If U.S. companies begin to believe they can’t rely on just-in-time inventory management for inputs and finished projects from places like China, they could more aggressively pursue reshoring or shifting to domestic suppliers. While that would suggest that consumers in the near term would face higher prices as companies strain to meet demand, the long-term ramifications could be economically beneficial, Mayfield said.

“To the extent you reshore supply chains ... it’s good for the economy, writ large, because you’re talking about creating jobs,” he said.

NABE respondents indicated that their companies are investing more and expect to continue doing so at least for the near term. Half of respondents — and more than three-quarters of those in goods-producing sectors — reported higher capital spending on equipment and technology in the final quarter of 2021. More than 4 in 10 — and two-thirds of goods producers — expect higher spending this quarter.

In the short term, that is likely to mean a squeeze on profits, said Aoifinn Devitt, the chief investment officer at Moneta. “I do see that this is going to translate into more pressure on margins for companies,” she said. “I suspect that we’re normalizing higher inflation.”

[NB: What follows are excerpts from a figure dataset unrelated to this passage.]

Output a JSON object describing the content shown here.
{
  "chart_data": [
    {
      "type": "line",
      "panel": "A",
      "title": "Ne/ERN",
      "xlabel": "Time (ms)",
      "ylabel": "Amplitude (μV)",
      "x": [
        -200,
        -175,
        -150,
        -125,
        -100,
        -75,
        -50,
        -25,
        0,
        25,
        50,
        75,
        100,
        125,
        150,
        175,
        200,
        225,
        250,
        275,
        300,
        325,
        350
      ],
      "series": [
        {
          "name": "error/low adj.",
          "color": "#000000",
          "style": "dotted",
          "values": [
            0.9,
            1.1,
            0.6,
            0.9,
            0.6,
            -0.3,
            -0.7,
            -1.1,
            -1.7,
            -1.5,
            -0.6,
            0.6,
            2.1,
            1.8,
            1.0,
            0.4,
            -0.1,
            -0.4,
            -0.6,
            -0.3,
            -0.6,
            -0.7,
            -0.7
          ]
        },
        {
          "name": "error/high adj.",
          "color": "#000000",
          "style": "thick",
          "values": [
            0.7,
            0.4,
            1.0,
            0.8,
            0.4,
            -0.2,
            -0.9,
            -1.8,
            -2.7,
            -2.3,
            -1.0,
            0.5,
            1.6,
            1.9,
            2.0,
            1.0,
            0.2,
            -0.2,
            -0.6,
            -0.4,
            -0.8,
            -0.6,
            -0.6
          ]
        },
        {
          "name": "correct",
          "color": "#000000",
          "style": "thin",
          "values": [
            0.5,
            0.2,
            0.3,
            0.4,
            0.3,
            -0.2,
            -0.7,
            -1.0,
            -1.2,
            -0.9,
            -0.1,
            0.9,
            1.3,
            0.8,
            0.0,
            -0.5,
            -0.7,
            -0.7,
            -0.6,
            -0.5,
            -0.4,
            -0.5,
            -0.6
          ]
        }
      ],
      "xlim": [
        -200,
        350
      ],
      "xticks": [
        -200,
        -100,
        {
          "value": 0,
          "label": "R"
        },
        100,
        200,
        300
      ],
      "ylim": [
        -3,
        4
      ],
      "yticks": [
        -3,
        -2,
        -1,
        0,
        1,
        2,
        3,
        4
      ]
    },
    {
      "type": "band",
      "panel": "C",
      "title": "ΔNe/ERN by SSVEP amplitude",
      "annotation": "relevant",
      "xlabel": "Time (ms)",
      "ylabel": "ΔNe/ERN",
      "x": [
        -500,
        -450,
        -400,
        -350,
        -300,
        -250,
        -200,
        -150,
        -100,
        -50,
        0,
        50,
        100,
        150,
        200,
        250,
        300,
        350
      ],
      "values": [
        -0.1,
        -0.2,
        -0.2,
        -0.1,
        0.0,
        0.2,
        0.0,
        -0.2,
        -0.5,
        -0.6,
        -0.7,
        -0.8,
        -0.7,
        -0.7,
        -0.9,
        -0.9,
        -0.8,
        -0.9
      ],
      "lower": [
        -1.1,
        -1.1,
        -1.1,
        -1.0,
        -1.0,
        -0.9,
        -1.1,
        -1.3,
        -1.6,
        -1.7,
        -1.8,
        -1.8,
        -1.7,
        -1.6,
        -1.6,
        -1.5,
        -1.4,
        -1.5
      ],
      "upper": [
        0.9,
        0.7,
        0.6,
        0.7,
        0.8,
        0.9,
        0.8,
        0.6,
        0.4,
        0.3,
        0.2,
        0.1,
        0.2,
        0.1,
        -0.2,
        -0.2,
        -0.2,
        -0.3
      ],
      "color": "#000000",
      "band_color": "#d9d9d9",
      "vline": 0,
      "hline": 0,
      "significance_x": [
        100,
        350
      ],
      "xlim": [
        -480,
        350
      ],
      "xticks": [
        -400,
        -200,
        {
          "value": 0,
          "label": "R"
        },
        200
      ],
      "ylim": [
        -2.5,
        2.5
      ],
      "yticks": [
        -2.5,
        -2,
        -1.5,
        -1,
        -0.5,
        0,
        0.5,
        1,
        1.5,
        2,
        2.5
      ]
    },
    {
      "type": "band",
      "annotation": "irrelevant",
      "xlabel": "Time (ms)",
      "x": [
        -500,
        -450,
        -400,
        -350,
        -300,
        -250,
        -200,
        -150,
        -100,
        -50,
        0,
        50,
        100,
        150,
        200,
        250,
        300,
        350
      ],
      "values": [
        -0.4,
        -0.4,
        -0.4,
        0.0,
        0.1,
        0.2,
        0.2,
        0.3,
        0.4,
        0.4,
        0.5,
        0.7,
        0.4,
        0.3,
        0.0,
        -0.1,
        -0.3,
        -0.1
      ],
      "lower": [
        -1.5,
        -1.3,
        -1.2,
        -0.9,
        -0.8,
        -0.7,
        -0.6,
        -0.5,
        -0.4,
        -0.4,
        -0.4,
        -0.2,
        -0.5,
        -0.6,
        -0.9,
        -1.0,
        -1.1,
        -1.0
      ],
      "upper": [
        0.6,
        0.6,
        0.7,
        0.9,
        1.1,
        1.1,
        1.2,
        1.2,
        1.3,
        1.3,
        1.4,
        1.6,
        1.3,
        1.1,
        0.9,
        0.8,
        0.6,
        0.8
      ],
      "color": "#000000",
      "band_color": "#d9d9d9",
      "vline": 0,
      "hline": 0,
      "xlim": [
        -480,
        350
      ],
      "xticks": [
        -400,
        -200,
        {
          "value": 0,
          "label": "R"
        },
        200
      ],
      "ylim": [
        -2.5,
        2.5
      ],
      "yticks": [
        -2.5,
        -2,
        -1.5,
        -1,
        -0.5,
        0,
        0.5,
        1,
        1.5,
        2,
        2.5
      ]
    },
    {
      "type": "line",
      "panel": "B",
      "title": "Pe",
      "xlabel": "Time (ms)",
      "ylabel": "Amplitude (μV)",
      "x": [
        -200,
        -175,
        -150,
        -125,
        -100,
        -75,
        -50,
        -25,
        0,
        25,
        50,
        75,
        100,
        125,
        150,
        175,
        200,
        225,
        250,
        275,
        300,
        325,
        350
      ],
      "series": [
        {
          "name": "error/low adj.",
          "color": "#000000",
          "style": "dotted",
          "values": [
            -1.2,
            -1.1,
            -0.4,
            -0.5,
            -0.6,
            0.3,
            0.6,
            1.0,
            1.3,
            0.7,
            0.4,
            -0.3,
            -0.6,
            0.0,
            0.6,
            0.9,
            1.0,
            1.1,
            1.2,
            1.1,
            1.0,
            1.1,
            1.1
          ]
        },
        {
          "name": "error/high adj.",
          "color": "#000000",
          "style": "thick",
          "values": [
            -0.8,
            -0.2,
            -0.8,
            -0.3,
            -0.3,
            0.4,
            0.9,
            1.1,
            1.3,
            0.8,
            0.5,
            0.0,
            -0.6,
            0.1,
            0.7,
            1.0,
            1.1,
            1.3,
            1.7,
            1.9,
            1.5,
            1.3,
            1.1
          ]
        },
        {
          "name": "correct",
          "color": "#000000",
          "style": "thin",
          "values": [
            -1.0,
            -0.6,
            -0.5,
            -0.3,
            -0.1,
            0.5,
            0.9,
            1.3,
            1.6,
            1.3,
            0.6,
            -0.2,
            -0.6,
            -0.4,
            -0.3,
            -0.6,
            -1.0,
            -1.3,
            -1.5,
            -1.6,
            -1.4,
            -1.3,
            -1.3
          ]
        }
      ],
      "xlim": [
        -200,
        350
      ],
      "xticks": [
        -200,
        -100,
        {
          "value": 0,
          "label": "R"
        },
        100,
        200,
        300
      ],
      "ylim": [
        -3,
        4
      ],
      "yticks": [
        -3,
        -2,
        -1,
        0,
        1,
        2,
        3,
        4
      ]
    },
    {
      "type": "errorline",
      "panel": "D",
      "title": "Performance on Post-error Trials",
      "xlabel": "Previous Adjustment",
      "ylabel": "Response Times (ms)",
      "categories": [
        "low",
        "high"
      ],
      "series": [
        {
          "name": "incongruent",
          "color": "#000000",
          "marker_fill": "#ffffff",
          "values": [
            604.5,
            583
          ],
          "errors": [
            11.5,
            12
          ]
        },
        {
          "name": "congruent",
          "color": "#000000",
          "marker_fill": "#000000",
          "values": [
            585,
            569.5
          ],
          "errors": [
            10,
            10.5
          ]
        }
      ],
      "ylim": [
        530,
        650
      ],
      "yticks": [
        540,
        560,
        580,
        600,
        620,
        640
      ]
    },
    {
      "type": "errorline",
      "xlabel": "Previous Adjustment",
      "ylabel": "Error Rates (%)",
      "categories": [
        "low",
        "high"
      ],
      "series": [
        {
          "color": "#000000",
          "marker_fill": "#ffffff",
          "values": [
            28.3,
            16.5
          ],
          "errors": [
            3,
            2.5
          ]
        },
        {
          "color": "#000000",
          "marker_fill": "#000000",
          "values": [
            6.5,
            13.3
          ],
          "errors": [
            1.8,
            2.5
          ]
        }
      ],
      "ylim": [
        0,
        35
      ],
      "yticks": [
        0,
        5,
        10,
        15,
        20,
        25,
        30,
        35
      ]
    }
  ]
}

But higher capital spending, especially on technology or equipment that improves productivity, can also deliver returns by making companies more efficient and flexible — a potentially huge advantage in a historically tight jobs market — and ultimately contribute to more sustained economic expansion.

“One interesting thing is there was a big jump in capital spending expectations,” Kapfidze said, adding that some of it is because labor shortages are making companies “think about how do we do things more efficiently.”

“That’s a good thing for long-term economic growth,” he said.